Background
- The FSA is the principal regulator of the UK financial services industry and has four objectives under the Financial Services and Markets Act 2000: maintaining market confidence; promoting public understanding of the financial system; the protection of consumers; and fighting financial crime.
- The FSA aims to maintain efficient, orderly and clean financial markets and help retail consumers achieve a fair deal.
Dear Sirs
FSA Investigation: British Energy plc ("BE" and/or the "Company")
Background
As you are aware, on 5 September 2002, BE announced that it had initiated discussions with Her Majesty's Government ("HMG") with a view to seeking immediate financial support and to enable a longer term restructuring of the Company. The announcement stated that the discussions with HMG followed the break down of commercial negotiations with British Nuclear Fuels Limited ("BNFL"), a company wholly owned by HMG. Following this announcement, BE's listing was suspended by the UK Listing Authority pending clarification of its financial position. BE's listing was subsequently restored on 9 September following a further announcement clarifying its financial position.
The Financial Services Authority ("FSA") had concerns regarding the timeliness of the 5 September announcement and the accuracy of BE's previous announcements and statements regarding its financial condition and discussions with BNFL. In particular, the FSA had concerns over the statements made by BE's Chairman and Finance Director on 14 August 2002 that the Company did not face a "financial crisis" or an "immediate credit crisis" following the unplanned outage at its Torness power station on 12 August 2002.
As a result of these concerns, investigators were appointed by the FSA (acting in its capacity as UK competent authority for listing) on 28 October 2002 to establish whether, during the period 7 May 2002 up to and including 5 September 2002 ("the Relevant Period"), BE had complied with its obligations under the Listing Rules. The investigators were also appointed to establish whether market abuse (s118 FSMA) or an offence of making false or misleading statements (s397 FSMA) may have been committed by BE and/or its directors during the Relevant Period.
FSA's conclusions
The FSA has gathered extensive evidence from relevant persons, including BE and its advisors, and also from BNFL and its advisors. Following its investigation the FSA has determined that there is no evidence that, during the Relevant Period, the Company breached its obligations under the Listing Rules. The FSA has also found no evidence of any breach by the Company or its directors of s118 FSMA or offence under s397 FSMA during the Relevant Period.
The evidence submitted to the FSA suggests that BE was aware of its disclosure obligations and took appropriate steps to ensure compliance with such obligations during the Relevant Period.
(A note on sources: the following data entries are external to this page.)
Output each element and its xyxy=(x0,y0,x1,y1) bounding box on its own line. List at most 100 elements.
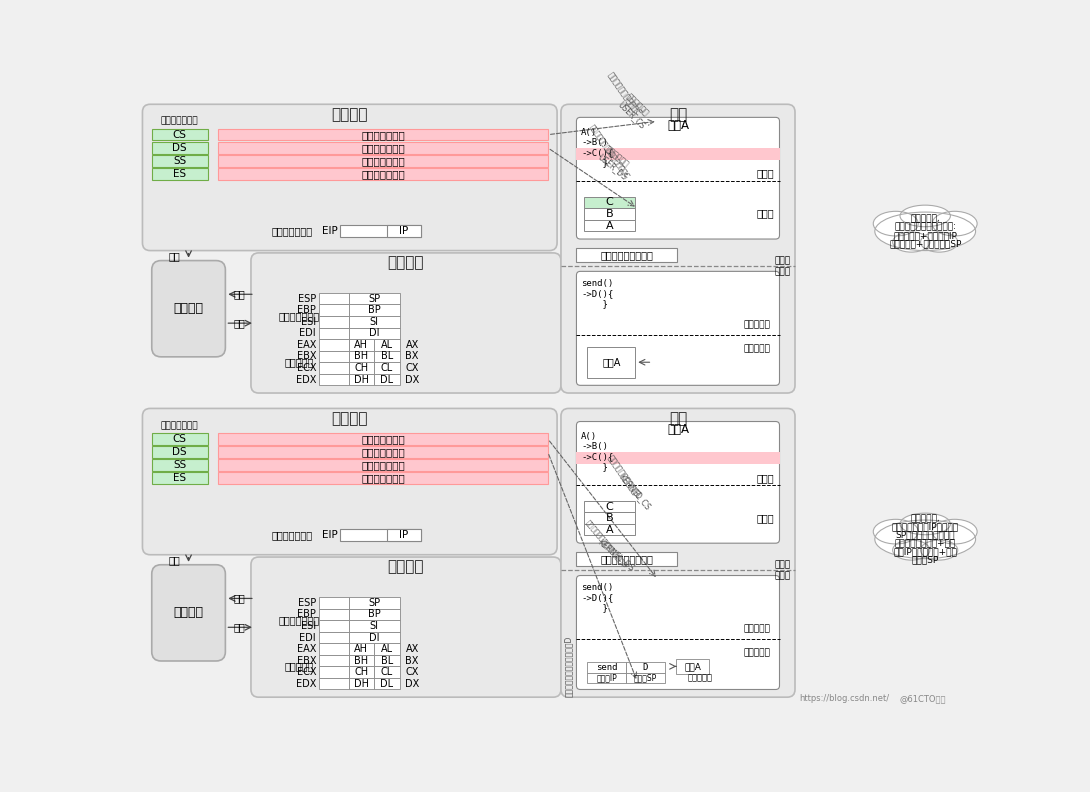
FancyBboxPatch shape xyxy=(577,576,779,690)
Text: 指令指针寄存器: 指令指针寄存器 xyxy=(271,531,313,540)
Ellipse shape xyxy=(900,205,950,227)
Text: EIP: EIP xyxy=(323,227,338,236)
Text: IP: IP xyxy=(399,530,409,540)
Ellipse shape xyxy=(932,211,977,236)
Text: DI: DI xyxy=(368,633,379,642)
Text: }: } xyxy=(581,604,608,612)
Text: 指令: 指令 xyxy=(169,251,181,261)
Text: CL: CL xyxy=(380,667,393,677)
Text: }: } xyxy=(581,463,608,471)
FancyBboxPatch shape xyxy=(143,409,557,554)
Text: SI: SI xyxy=(370,317,378,327)
Text: AH: AH xyxy=(354,340,368,350)
Text: KERNEL_CS: KERNEL_CS xyxy=(617,473,652,512)
Text: EBX: EBX xyxy=(296,656,316,665)
Bar xyxy=(349,632,400,643)
Bar xyxy=(626,662,665,672)
FancyBboxPatch shape xyxy=(577,421,779,543)
Text: ->D(){: ->D(){ xyxy=(581,289,614,299)
Text: C: C xyxy=(606,501,614,512)
Ellipse shape xyxy=(875,520,976,558)
FancyBboxPatch shape xyxy=(152,565,226,661)
Text: 数据段: 数据段 xyxy=(756,208,774,219)
Bar xyxy=(577,248,677,262)
Text: EBP: EBP xyxy=(298,305,316,315)
Bar xyxy=(319,632,349,643)
Text: SP: SP xyxy=(368,598,380,607)
Text: 用户态: 用户态 xyxy=(774,560,790,569)
Text: 用户态: 用户态 xyxy=(774,256,790,265)
Bar xyxy=(319,293,349,304)
Bar xyxy=(577,148,779,160)
Text: 代码段: 代码段 xyxy=(756,473,774,483)
Text: DH: DH xyxy=(354,375,368,385)
Bar xyxy=(374,666,400,678)
Bar xyxy=(577,452,779,464)
Text: 数据单元: 数据单元 xyxy=(388,255,424,270)
Bar xyxy=(218,433,548,444)
Bar xyxy=(349,608,400,620)
Bar xyxy=(319,316,349,328)
Bar xyxy=(584,219,634,231)
Text: EAX: EAX xyxy=(296,340,316,350)
Text: 内存: 内存 xyxy=(669,107,687,122)
Text: 用户态进程执行到函数C: 用户态进程执行到函数C xyxy=(607,70,643,117)
Text: B: B xyxy=(606,513,614,524)
Bar xyxy=(349,666,374,678)
Bar xyxy=(152,168,207,180)
Bar xyxy=(626,672,665,683)
Text: DX: DX xyxy=(405,375,420,385)
Text: KERNEL_DS: KERNEL_DS xyxy=(596,538,637,573)
Bar xyxy=(588,672,626,683)
Text: A(): A() xyxy=(581,128,597,137)
Text: https://blog.csdn.net/: https://blog.csdn.net/ xyxy=(799,695,889,703)
Text: 结果: 结果 xyxy=(233,623,245,632)
Text: BP: BP xyxy=(367,305,380,315)
Text: 段选择子寄存器: 段选择子寄存器 xyxy=(161,421,198,430)
Text: 进程A: 进程A xyxy=(685,662,701,671)
Text: A(): A() xyxy=(581,432,597,441)
Text: 系统调用发送网络包: 系统调用发送网络包 xyxy=(601,554,653,565)
Bar xyxy=(218,472,548,484)
Text: BL: BL xyxy=(380,656,393,665)
Bar xyxy=(319,666,349,678)
Bar xyxy=(349,293,400,304)
Text: SS: SS xyxy=(173,156,186,166)
Text: A: A xyxy=(606,220,614,230)
Text: 系统调用前,: 系统调用前, xyxy=(910,215,940,223)
Text: 内核代码段: 内核代码段 xyxy=(743,320,771,329)
Text: B: B xyxy=(606,209,614,219)
Text: 指令指针寄存器: 指令指针寄存器 xyxy=(271,227,313,236)
Bar xyxy=(152,129,207,140)
Bar xyxy=(374,362,400,374)
Text: 内核数据段: 内核数据段 xyxy=(743,649,771,658)
Text: SP: SP xyxy=(368,294,380,303)
Text: AL: AL xyxy=(380,340,393,350)
Text: BL: BL xyxy=(380,352,393,361)
Text: 空间：内核代码段+指令: 空间：内核代码段+指令 xyxy=(895,539,956,548)
Text: 段描述符缓存器: 段描述符缓存器 xyxy=(361,473,405,483)
FancyBboxPatch shape xyxy=(577,117,779,239)
Text: ESI: ESI xyxy=(301,621,316,631)
FancyBboxPatch shape xyxy=(561,105,795,393)
Bar xyxy=(319,597,349,608)
Text: DS: DS xyxy=(172,143,187,153)
Text: 结果: 结果 xyxy=(233,318,245,328)
Text: 段描述符缓存器: 段描述符缓存器 xyxy=(361,156,405,166)
Text: CX: CX xyxy=(405,667,419,677)
Text: SS: SS xyxy=(173,460,186,470)
Text: }: } xyxy=(581,299,608,308)
Text: ESP: ESP xyxy=(298,294,316,303)
Bar xyxy=(349,620,400,632)
Text: 通用寄存器: 通用寄存器 xyxy=(284,357,314,367)
Bar xyxy=(218,155,548,166)
Ellipse shape xyxy=(900,513,950,535)
Text: send(): send() xyxy=(581,584,614,592)
Bar xyxy=(349,374,374,386)
Text: BH: BH xyxy=(354,656,368,665)
Bar xyxy=(349,316,400,328)
Text: 内核函数调用用栈指向函数D: 内核函数调用用栈指向函数D xyxy=(564,636,572,697)
Bar xyxy=(319,620,349,632)
Text: AH: AH xyxy=(354,644,368,654)
Text: 系统调用发送网络包: 系统调用发送网络包 xyxy=(601,250,653,261)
The purpose of this letter is to inform the Company that, based on the information and evidence currently available, the FSA considers that no further action should be taken in relation to this matter. BE's statements on 14 August and 5 September 2002
The FSA has examined BE's financial position as at 14 August 2002. As a result of BE's prior disclosures, the market was aware that the Company's UK business was heavily loss-making and that it required significant changes to its commercial environment in order for the UK business to be restored to long-term viability.
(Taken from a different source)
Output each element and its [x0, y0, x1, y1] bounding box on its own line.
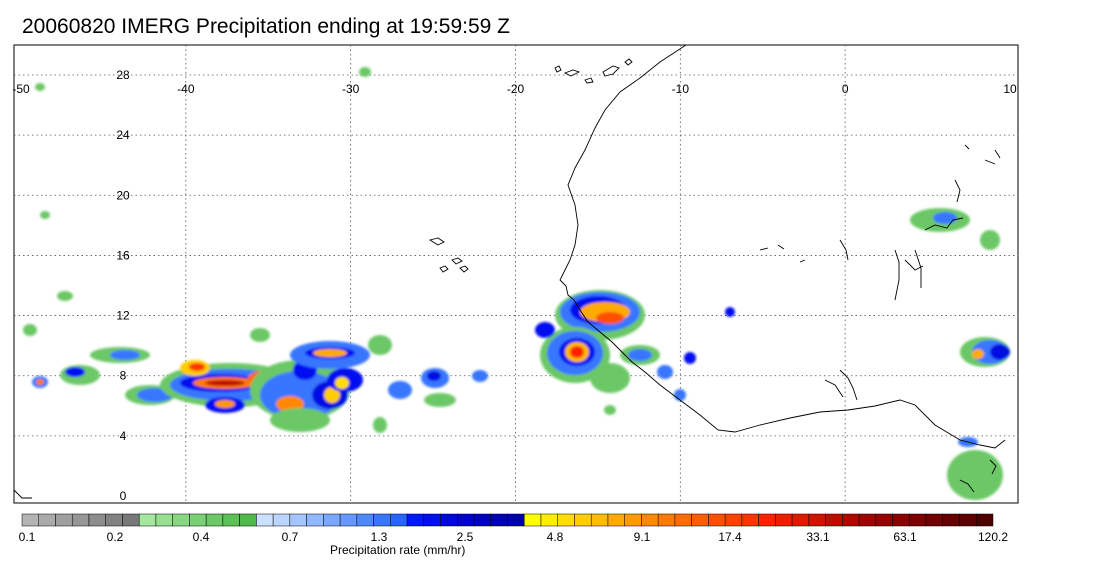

The material provided to us shows that BE had undertaken extensive work to determine the effect of the Torness outage on its financial condition, both in its then current financial year and for the years going forward to 2005. The FSA is satisfied that the statements made by BE on 14 August 2002 were supported by the results of the work it had undertaken.
As you know, following the outage at Torness, BNFL and BE entered into detailed negotiations which focused upon renegotiating the terms of its fuel contracts. The intention was for BNFL to produce a term sheet during the first week of September. In the event, the term sheet delivered to BE at midnight on 3/4 September 2002 fell far short of what BE had expected. BE considered the implications of BNFL's proposals and the longer term prospects of the Company at its Board meeting on 5 September 2002 and concluded that it should not draw down on its existing undrawn loan facilities. BE decided at the Board meeting on 5 September 2002 to seek assistance from HMG and the announcement made by BE at 18:37 on 5 September resulted from decisions made at this Board meeting. The FSA has found no evidence to suggest that BE's financial condition or the Company's expectations as to its performance changed materially in the period from 14 August until 5 September.
I would like to express our appreciation for the co-operation shown by the Company and your solicitors during the course of this investigation.